Between 10 YEARS (not 10,000 years) and 21,000 years until groundwater is depleted in areas such as the North West Saharan Aquifer. The Sahara might sound far away, but the hard, cold truth is that it could be your city they’re referring to. Indeed, this kind of statement is the scientific equivalent of, “no one really knows what’s going on.” Scientists, by the way, are kind of lousy at sounding alarm bells. It goes against their general nature. The NASA article (below) is clearly trying to do just that without sounding too frantic. The problem is there’s a huge disconnect between the general public and the scientific community when it comes to communicating this type of warning. I’d put $20 bucks down that they were wringing their hands, debating at great length whether or not this report was too alarmist, emotional, etc.:

The average person, if they even bothered to look at this report at all, would probably shrug their shoulders and think, “Woo hoo – nothing bad is gonna happen for at least 20,000 years!” So many onion layers of wrong.

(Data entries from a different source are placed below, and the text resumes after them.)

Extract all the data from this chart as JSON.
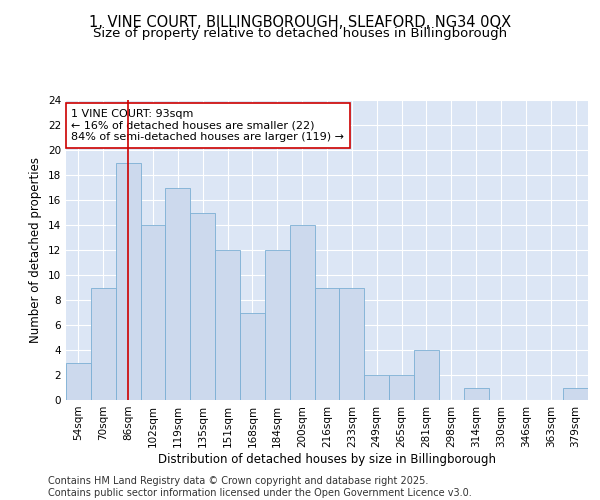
{
  "title_line1": "1, VINE COURT, BILLINGBOROUGH, SLEAFORD, NG34 0QX",
  "title_line2": "Size of property relative to detached houses in Billingborough",
  "xlabel": "Distribution of detached houses by size in Billingborough",
  "ylabel": "Number of detached properties",
  "categories": [
    "54sqm",
    "70sqm",
    "86sqm",
    "102sqm",
    "119sqm",
    "135sqm",
    "151sqm",
    "168sqm",
    "184sqm",
    "200sqm",
    "216sqm",
    "233sqm",
    "249sqm",
    "265sqm",
    "281sqm",
    "298sqm",
    "314sqm",
    "330sqm",
    "346sqm",
    "363sqm",
    "379sqm"
  ],
  "values": [
    3,
    9,
    19,
    14,
    17,
    15,
    12,
    7,
    12,
    14,
    9,
    9,
    2,
    2,
    4,
    0,
    1,
    0,
    0,
    0,
    1
  ],
  "bar_color": "#ccd9ed",
  "bar_edge_color": "#7bafd4",
  "highlight_index": 2,
  "highlight_line_color": "#cc0000",
  "annotation_text": "1 VINE COURT: 93sqm\n← 16% of detached houses are smaller (22)\n84% of semi-detached houses are larger (119) →",
  "annotation_box_color": "#ffffff",
  "annotation_box_edge_color": "#cc0000",
  "ylim": [
    0,
    24
  ],
  "yticks": [
    0,
    2,
    4,
    6,
    8,
    10,
    12,
    14,
    16,
    18,
    20,
    22,
    24
  ],
  "background_color": "#dce6f5",
  "grid_color": "#ffffff",
  "footer_text": "Contains HM Land Registry data © Crown copyright and database right 2025.\nContains public sector information licensed under the Open Government Licence v3.0.",
  "title_fontsize": 10.5,
  "subtitle_fontsize": 9.5,
  "axis_label_fontsize": 8.5,
  "tick_fontsize": 7.5,
  "annotation_fontsize": 8,
  "footer_fontsize": 7
}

First of all, NASA’s reporting on this issue has been going on for years. They have been trying, albeit calmly at first, to suggest that potable water is becoming increasingly scarce. How scarce? That’s the terrifying thing. No one really knows. Changes in precipitation patterns, brought about by climate chaos, has made the guessing game even more dodgy. Additionally, the insane fracking “revolution” continues to mindlessly sweep the globe, probing for more fossil fuels to extract by any means whatsoever.

According to Green Propet, this same aquifer in Africa, a region which is already suffering from food and water scarcity, is under siege by Shell Oil, which plans to frack 740 wells deep into this very same water source in Kairouan, Tunisia. And if Shell Oil carelessly disregards the environment when their every move is being watched here in the West, just imagine how reckless they are in Africa where they can sidestep even minimal safety procedures.

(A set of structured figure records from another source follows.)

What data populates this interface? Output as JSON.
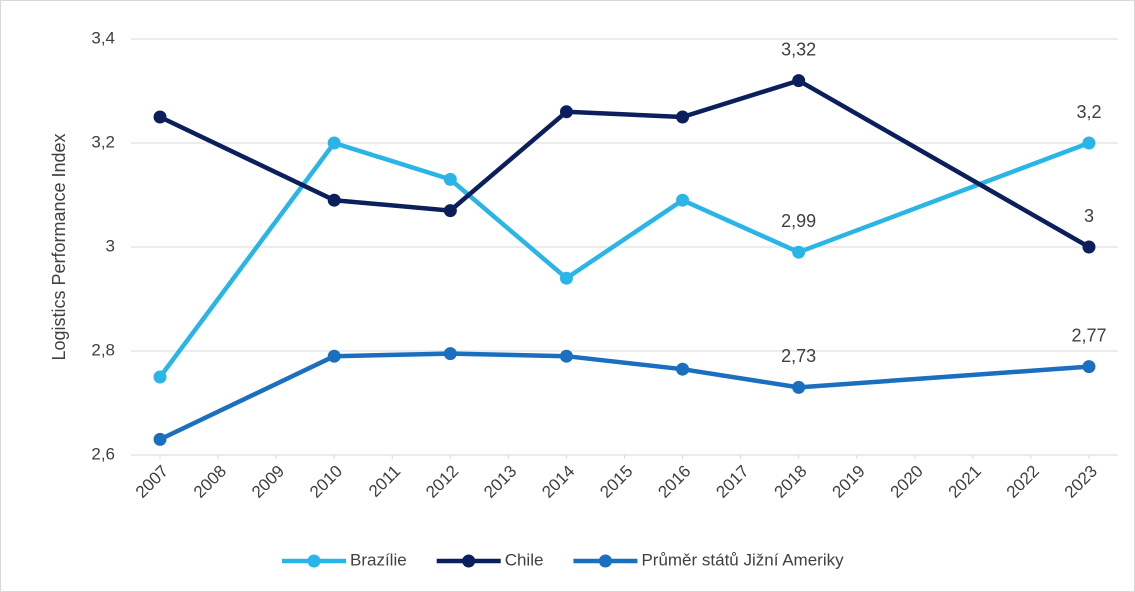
{
  "chart_data": {
    "type": "line",
    "y_label": "Logistics Performance Index",
    "x": [
      2007,
      2010,
      2012,
      2014,
      2016,
      2018,
      2023
    ],
    "xlim": [
      2006.5,
      2023.5
    ],
    "xticks": [
      2007,
      2008,
      2009,
      2010,
      2011,
      2012,
      2013,
      2014,
      2015,
      2016,
      2017,
      2018,
      2019,
      2020,
      2021,
      2022,
      2023
    ],
    "ylim": [
      2.6,
      3.4
    ],
    "yticks": [
      {
        "value": 2.6,
        "label": "2,6"
      },
      {
        "value": 2.8,
        "label": "2,8"
      },
      3,
      {
        "value": 3.2,
        "label": "3,2"
      },
      {
        "value": 3.4,
        "label": "3,4"
      }
    ],
    "grid": true,
    "legend": "bottom",
    "series": [
      {
        "name": "Brazílie",
        "color": "#29b5e8",
        "values": [
          2.75,
          3.2,
          3.13,
          2.94,
          3.09,
          2.99,
          3.2
        ],
        "value_labels": [
          null,
          null,
          null,
          null,
          null,
          "2,99",
          "3,2"
        ]
      },
      {
        "name": "Chile",
        "color": "#0b1f5c",
        "values": [
          3.25,
          3.09,
          3.07,
          3.26,
          3.25,
          3.32,
          3.0
        ],
        "value_labels": [
          null,
          null,
          null,
          null,
          null,
          "3,32",
          "3"
        ]
      },
      {
        "name": "Průměr států Jižní Ameriky",
        "color": "#1a6fbe",
        "values": [
          2.63,
          2.79,
          2.795,
          2.79,
          2.765,
          2.73,
          2.77
        ],
        "value_labels": [
          null,
          null,
          null,
          null,
          null,
          "2,73",
          "2,77"
        ]
      }
    ]
  }
}
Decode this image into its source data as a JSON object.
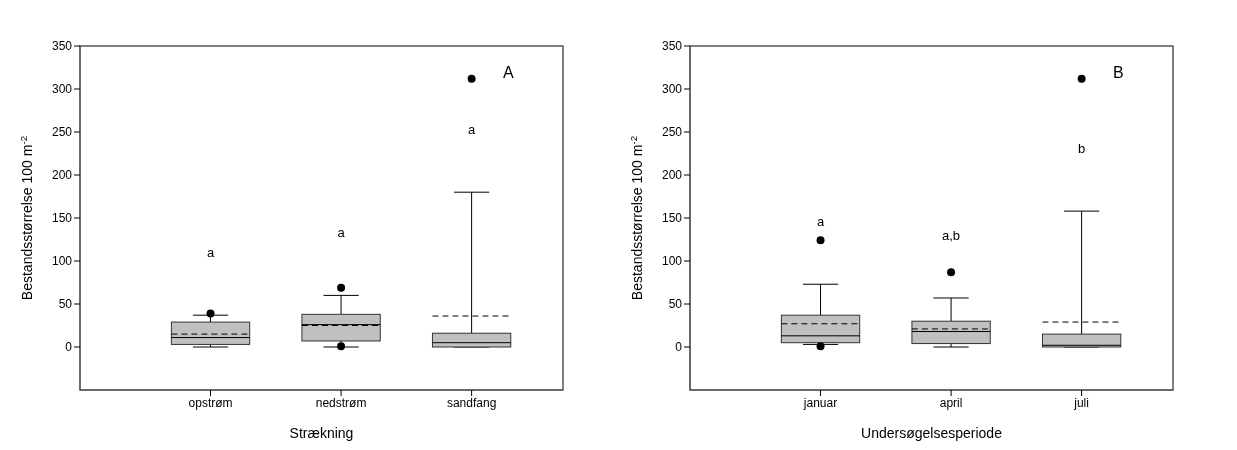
{
  "chart_data": [
    {
      "type": "box",
      "categories": [
        "opstrøm",
        "nedstrøm",
        "sandfang"
      ],
      "color": "#c0c0c0",
      "xlabel": "Strækning",
      "ylabel": "Bestandsstørrelse 100 m$^{-2}$",
      "ylim": [
        -50,
        350
      ],
      "yticks": [
        0,
        50,
        100,
        150,
        200,
        250,
        300,
        350
      ],
      "boxes": [
        {
          "low": 0,
          "q1": 3,
          "median": 11,
          "q3": 29,
          "high": 37,
          "mean": 15,
          "outliers": [
            39
          ]
        },
        {
          "low": 0,
          "q1": 7,
          "median": 26,
          "q3": 38,
          "high": 60,
          "mean": 25,
          "outliers": [
            69,
            1
          ]
        },
        {
          "low": 0,
          "q1": 0,
          "median": 5,
          "q3": 16,
          "high": 180,
          "mean": 36,
          "outliers": [
            312
          ]
        }
      ],
      "annotations": [
        "A",
        "a",
        "a",
        "a"
      ]
    },
    {
      "type": "box",
      "categories": [
        "januar",
        "april",
        "juli"
      ],
      "color": "#c0c0c0",
      "xlabel": "Undersøgelsesperiode",
      "ylabel": "Bestandsstørrelse 100 m$^{-2}$",
      "ylim": [
        -50,
        350
      ],
      "yticks": [
        0,
        50,
        100,
        150,
        200,
        250,
        300,
        350
      ],
      "boxes": [
        {
          "low": 3,
          "q1": 5,
          "median": 13,
          "q3": 37,
          "high": 73,
          "mean": 27,
          "outliers": [
            124,
            1
          ]
        },
        {
          "low": 0,
          "q1": 4,
          "median": 18,
          "q3": 30,
          "high": 57,
          "mean": 21,
          "outliers": [
            87
          ]
        },
        {
          "low": 0,
          "q1": 0,
          "median": 2,
          "q3": 15,
          "high": 158,
          "mean": 29,
          "outliers": [
            312
          ]
        }
      ],
      "annotations": [
        "B",
        "a",
        "a,b",
        "b"
      ]
    }
  ]
}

Calculations, based on Shell’s own data, indicate that the 20-40 year drilling life of a well in Tunisia will result in a crazy amount of water being wasted for Shell’s unnecessary endeavors. Hydraulic fracturing, or fracking, uses between 24 million – 500 million liters (per well) over the lifetime of each well’s drilling life. When that number is expanded to all wells under Shell’s ownership in just this one area in Tunisia, 17.76 billion to 370 billion liters of water will be used and made poisonous by Shell Oil over 50 years. That is equal to the amount of water consumed by the entire nation of Tunisia for the next 100 years at CURRENT population levels. Let’s go over that one more time:

Calculations, based on Shell’s own data, indicate that the 20-40 year drilling life of a well in Tunisia will result in a crazy amount of water being wasted for Shell’s unnecessary endeavors. Hydraulic fracturing, or fracking uses between 24 million – 500 million liters (per well) over the lifetime of each well’s drilling life. When that number is expanded to all wells under Shell’s ownership in just this one area in Tunisia, 17.76 billion to 370 billion liters of water will be used and made poisonous by Shell Oil over 50 years. That is equal to the amount of water consumed by the entire nation of Tunisia for the next 100 years at CURRENT population levels.

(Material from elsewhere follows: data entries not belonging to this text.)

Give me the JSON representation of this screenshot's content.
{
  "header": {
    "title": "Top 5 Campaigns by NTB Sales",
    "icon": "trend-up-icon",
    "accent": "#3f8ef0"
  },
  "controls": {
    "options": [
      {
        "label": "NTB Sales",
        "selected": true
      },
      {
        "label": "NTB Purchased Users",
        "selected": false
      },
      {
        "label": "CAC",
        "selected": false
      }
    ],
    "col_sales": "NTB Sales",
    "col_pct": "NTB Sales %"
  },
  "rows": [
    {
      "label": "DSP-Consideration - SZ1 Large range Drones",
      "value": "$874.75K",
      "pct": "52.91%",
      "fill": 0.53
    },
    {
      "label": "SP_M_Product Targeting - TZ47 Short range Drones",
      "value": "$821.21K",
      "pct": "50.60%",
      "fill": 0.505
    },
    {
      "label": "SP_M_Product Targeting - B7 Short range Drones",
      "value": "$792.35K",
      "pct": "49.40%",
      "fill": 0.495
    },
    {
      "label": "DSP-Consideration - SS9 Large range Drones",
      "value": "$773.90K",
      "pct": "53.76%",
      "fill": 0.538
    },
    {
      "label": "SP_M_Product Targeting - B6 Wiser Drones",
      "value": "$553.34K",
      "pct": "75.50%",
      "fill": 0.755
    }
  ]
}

And it isn’t just Tunisia which will be impacted. Algeria and Libya are also served by this water source. Political, economic, social and environmental instabilities are already crippling the region, and Libya’s troubles were only recently America’s troubles (and Halliburton’s opportunities).

Back to NASA’s article in the iFrame above. As you can see from their world map, parts of the United States are also perched atop unknowable groundwater resources, while this VERY precious resource is being poisoned and wasted by oil companies during the fracking process.

I know this is unpleasant. I realize that it’s more bad news. I beg of you…don’t “look away.” If you bothered to pull up this post in the first place, and THEN you took the time to read it to the bottom, then you are officially part of the solution.

Thank you. And I’d hug each of you if I could. I’m not even kidding.